November can often seem like a chaotic time, with Remembrance Day, nearing deadlines and potential early Christmas shopping, and so it can be easy to ignore some of the other major events and issues going on. For example, Anti-bullying week. Starting on Monday the 16th of November, the week aims to bring focus to the issues of bullying within our society and the ways in which we can act to combat them.

It may seem as if issues of bullying are only experienced by children and so, you may not feel that this week applies to you. However, with rising cases of workplace and university bullying, it is still important to consider how you should respond to bullying as an adult.


Talk to a figure of authority

To ensure that the bullying that you are experiencing does not continue, one of the most direct courses of action that you can take is to report whoever is affecting you to a person in a position of power in your workplace or university, such as a personal tutor or boss. This is because they may have the power to formally undertake disciplinary actions and may be able to offer you support if you feel that you have mentally or emotionally suffered in any way as a result of the bullying that you experienced.

It may seem daunting at first to consider how to report and respond to bullying in general, due to a fear of repercussions that you may have, especially in workplace situations where the person bullying you may have more power than you within your work. However, by directly speaking to your boss, tutor or other authority figure, you may be able to effectively avoid any consequences of speaking up, as they may be able to put precautions in place to prevent you from being negatively affected if you report your abuse. In the case of Cardiff University and it’s students’ union, there are online resources where you can report most forms of bullying and discrimination.

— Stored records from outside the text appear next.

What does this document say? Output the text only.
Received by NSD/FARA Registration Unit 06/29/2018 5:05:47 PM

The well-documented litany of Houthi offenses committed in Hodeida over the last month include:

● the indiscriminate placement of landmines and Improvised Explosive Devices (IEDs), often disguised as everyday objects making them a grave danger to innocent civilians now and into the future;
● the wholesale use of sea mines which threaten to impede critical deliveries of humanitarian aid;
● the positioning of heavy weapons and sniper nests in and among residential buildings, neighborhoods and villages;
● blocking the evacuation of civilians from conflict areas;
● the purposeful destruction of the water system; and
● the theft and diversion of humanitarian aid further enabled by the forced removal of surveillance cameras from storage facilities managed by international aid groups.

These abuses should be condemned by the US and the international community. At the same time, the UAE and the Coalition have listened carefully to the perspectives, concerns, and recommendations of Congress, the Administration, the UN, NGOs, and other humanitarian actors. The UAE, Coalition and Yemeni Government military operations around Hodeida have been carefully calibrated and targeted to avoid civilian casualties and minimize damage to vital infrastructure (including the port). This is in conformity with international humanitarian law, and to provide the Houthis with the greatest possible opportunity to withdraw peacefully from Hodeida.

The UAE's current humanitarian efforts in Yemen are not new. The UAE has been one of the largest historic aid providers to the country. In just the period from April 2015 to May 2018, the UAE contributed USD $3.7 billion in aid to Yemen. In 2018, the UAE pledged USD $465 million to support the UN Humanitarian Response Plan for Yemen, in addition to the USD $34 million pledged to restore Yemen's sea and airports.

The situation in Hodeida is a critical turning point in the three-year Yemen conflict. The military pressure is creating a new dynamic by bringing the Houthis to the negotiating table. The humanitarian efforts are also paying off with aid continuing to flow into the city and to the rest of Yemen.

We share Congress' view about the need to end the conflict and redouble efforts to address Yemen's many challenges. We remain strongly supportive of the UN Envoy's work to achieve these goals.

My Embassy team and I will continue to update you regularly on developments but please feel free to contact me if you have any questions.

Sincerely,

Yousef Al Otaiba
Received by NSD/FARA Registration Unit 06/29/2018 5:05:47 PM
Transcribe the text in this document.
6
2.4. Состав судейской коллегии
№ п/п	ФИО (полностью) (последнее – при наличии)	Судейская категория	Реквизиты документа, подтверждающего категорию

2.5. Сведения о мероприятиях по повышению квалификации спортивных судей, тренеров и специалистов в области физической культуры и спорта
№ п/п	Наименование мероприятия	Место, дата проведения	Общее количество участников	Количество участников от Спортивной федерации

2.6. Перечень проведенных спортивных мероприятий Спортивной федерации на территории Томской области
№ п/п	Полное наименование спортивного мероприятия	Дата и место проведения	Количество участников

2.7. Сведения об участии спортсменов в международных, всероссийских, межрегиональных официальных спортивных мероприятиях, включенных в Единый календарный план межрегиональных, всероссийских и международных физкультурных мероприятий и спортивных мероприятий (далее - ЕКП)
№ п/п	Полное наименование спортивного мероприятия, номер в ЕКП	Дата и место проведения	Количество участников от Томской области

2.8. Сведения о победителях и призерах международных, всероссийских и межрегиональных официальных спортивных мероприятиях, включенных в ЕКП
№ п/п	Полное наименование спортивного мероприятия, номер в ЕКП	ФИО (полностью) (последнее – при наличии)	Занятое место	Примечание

Learn how to properly speak up

Speaking up for yourself and directly confronting the person that you feel is bullying you can often seem terrifying and may merely escalate the situation further if done incorrectly. Although there is no specific guide to follow to teach you the best way to confront a bully, there are some ways to make the situation go slightly easier.

For example, it is best to speak to them calmly, regardless of any anger that you may be feeling towards them, because any aggression may just make the situation worse. You should also openly express your emotions and voice to them the specific things that you feel are hurting you, as the person in question may not have even realised that what they were doing was affecting you if they have not taken the time to evaluate their actions.


Understand that admitting you are a victim is ok

The term ‘bullying’ can often come with the false association that bullying only happens to children on the playground. The stigma surrounding the term can often make it feel like the feelings that you are experiencing as a result of someone else’s actions are invalid, and consequently, that you should just allow it to continue and not respond to bullying at all.

However, this mentality is untrue and can negatively affect your mental health if you continue to be bullied and ignore that you may be a victim. Bullying at university or within the workplace is unfortunately common, with Forbes reporting a rise in the number of people experiencing bullying in the workplace from 75% in 2008 to nearly 94% in 2019. Similarly, an investigation by the Guardian found that nearly 300 academics in British universities had been accused of bullying students and peers. Therefore, whether it is by peers, lecturers, or employers, being bullied as an adult is not an unusual situation to experience.


Prevent yourself from unconsciously becoming a bully

At times it can often be easy to accuse people who you know to be a bully of just generally being horrible people. However, you should also consider that sometimes people can act without considering the repercussions of their actions and how they may be affecting others. Therefore, it is important to reflect on your own behaviours and interactions to ensure that you are not negatively impacting the mental wellbeing of others.